Par exemple sur le site internet des compagnies on a souvent la photo des employés avec leur nom et leur fonction. Les photos identifiées sont impossibles à éviter aussitôt qu’on a une vie publique. Je n’utilise pas les réseaux sociaux et je ne mets pas de photo personnelle sur mon site mais quand la journaliste de L’Action a publié un article à son propos je n’ai pas pu éviter d’avoir ma photo avec mon nom dans le journal. Quand Manon Sabourin réalise une sculpture pour la municipalité son nom et sa photo sont publiés. Si on ne protège pas la liberté d’expression tout le monde va être obligé de se cacher chez soi sans rien dire pour ne pas se faire remarquer.
Tout le monde est concerné.
Je me croyais protégé par la charte des droits et libertés concernant le respect de ma vie privée et le droit de ne pas être photographié, encore moins à mon insu. Je dois avouer que suite à la lecture dont je vous partage le lien internet, j’ai magistralement déchanté.

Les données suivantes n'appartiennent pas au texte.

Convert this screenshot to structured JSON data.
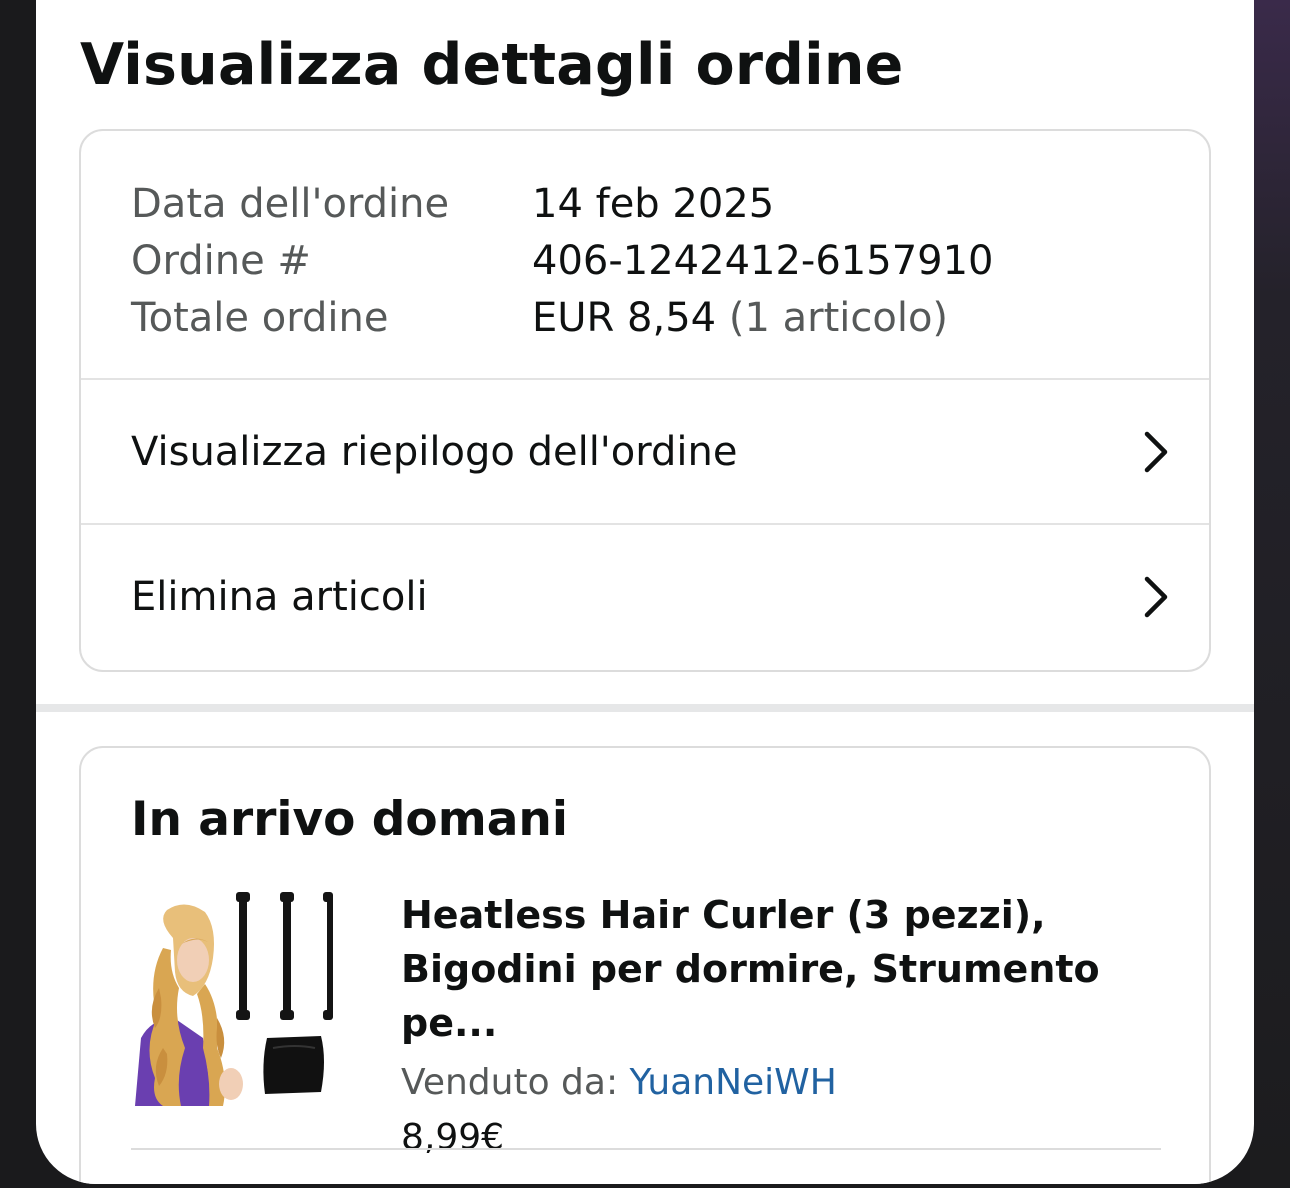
{
  "page": {
    "title": "Visualizza dettagli ordine"
  },
  "order_info": {
    "rows": [
      {
        "label": "Data dell'ordine",
        "value": "14 feb 2025"
      },
      {
        "label": "Ordine #",
        "value": "406-1242412-6157910"
      },
      {
        "label": "Totale ordine",
        "value": "EUR 8,54",
        "value_suffix": "(1 articolo)"
      }
    ]
  },
  "links": {
    "summary": {
      "label": "Visualizza riepilogo dell'ordine",
      "icon": "chevron-right-icon"
    },
    "delete": {
      "label": "Elimina articoli",
      "icon": "chevron-right-icon"
    }
  },
  "shipment": {
    "heading": "In arrivo domani",
    "item": {
      "title_line1": "Heatless Hair Curler (3 pezzi),",
      "title_line2": "Bigodini per dormire, Strumento pe...",
      "seller_label": "Venduto da: ",
      "seller_name": "YuanNeiWH",
      "price": "8,99€"
    }
  },
  "colors": {
    "text_primary": "#0f1111",
    "text_secondary": "#565959",
    "link": "#2162a1",
    "border": "#dcdcdc"
  }
}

http://francisvachon.com/le-droit-a-limage-au-quebec/
Je ne tenterai pas de résumé ce qui figure dans ce texte, la chose étant complexe et parfois ambigüe. Par contre, plus je le relis et plus j’ai le sentiment que le droit de photographier une personne et publier sa photo, même sans son consentement, est plus protégé que le droit à la vie privée.
En résumé, Clearview a un bel avenir devant lui.